Health coaching programs can benefit from understanding participants’ perceptions of different coaching terms and functions that can inform ways to make the programs attractive to different audiences, according to research from the Brown School at Washington University in St. Louis.
Researchers interviewed 25 commercially insured adults and 25 Medicaid members to find out what they thought about various job titles for “someone who uses experience and one-on-one communication to help others change behaviors to improve their health.” Participants were asked for their preferences for and associations with the 32 different terms that fit the definition.
Both groups preferred the job titles specialist and advisor. Commercially insured participants frequently selected coach as a preferred term, whereas more Medicaid members thought it was not professional enough. Commercially insured participants also were more likely to distinguish certain job titles they saw as experts from those they saw in a more supportive role.

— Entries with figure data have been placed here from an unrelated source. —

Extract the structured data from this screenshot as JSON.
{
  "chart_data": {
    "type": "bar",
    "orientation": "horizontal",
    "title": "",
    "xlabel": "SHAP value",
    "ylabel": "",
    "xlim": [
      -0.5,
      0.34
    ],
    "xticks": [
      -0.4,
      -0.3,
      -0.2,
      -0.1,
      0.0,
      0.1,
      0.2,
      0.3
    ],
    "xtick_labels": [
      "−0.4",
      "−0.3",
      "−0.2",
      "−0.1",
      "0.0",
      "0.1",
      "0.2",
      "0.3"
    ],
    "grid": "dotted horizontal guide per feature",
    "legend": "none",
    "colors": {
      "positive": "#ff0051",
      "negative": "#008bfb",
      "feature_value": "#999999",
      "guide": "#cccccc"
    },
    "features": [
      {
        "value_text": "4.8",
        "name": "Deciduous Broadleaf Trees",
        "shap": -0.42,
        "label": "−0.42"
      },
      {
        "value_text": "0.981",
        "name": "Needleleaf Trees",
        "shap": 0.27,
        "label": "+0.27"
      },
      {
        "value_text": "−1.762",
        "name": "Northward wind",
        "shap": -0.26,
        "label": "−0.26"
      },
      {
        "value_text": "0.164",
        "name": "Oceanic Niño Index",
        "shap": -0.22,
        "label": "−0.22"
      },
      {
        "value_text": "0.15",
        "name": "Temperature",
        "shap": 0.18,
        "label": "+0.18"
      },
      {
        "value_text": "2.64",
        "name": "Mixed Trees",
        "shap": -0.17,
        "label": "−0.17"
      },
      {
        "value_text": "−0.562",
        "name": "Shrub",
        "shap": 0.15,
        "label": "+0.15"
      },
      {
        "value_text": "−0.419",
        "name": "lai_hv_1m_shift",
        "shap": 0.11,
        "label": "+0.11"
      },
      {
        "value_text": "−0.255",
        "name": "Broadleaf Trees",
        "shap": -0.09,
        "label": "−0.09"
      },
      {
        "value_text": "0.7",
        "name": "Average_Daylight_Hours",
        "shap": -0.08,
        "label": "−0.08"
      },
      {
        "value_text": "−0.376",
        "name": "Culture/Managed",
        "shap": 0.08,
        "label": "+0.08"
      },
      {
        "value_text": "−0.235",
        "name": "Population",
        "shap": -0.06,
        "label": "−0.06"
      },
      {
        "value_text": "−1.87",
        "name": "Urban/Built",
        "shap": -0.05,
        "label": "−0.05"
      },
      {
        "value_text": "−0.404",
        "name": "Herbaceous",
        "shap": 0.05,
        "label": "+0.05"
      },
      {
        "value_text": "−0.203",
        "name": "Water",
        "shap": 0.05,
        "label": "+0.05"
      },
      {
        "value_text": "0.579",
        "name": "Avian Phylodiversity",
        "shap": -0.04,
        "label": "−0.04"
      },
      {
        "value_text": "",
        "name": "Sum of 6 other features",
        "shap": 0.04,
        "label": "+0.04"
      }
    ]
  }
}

“Findings indicate that different labels affect client expectations, and that while some perceptions were more universal across participants, others varied in meaningful ways between Medicaid and commercially insured participants,” wrote the study’s lead author, Dr. Amy McQueen, associate professor and co-director of the Health Communication Research Laboratory at the Brown School.
“Regardless of insurance type, participants saw value in having a health coach—by any name — as long as the coach developed good rapport with the client and was an expert in their topic area.”
The research was conducted as part of collaborations with the Envolve Center for Health Behavior Change.
The study was published online Aug. 1 in Health Promotion Practice.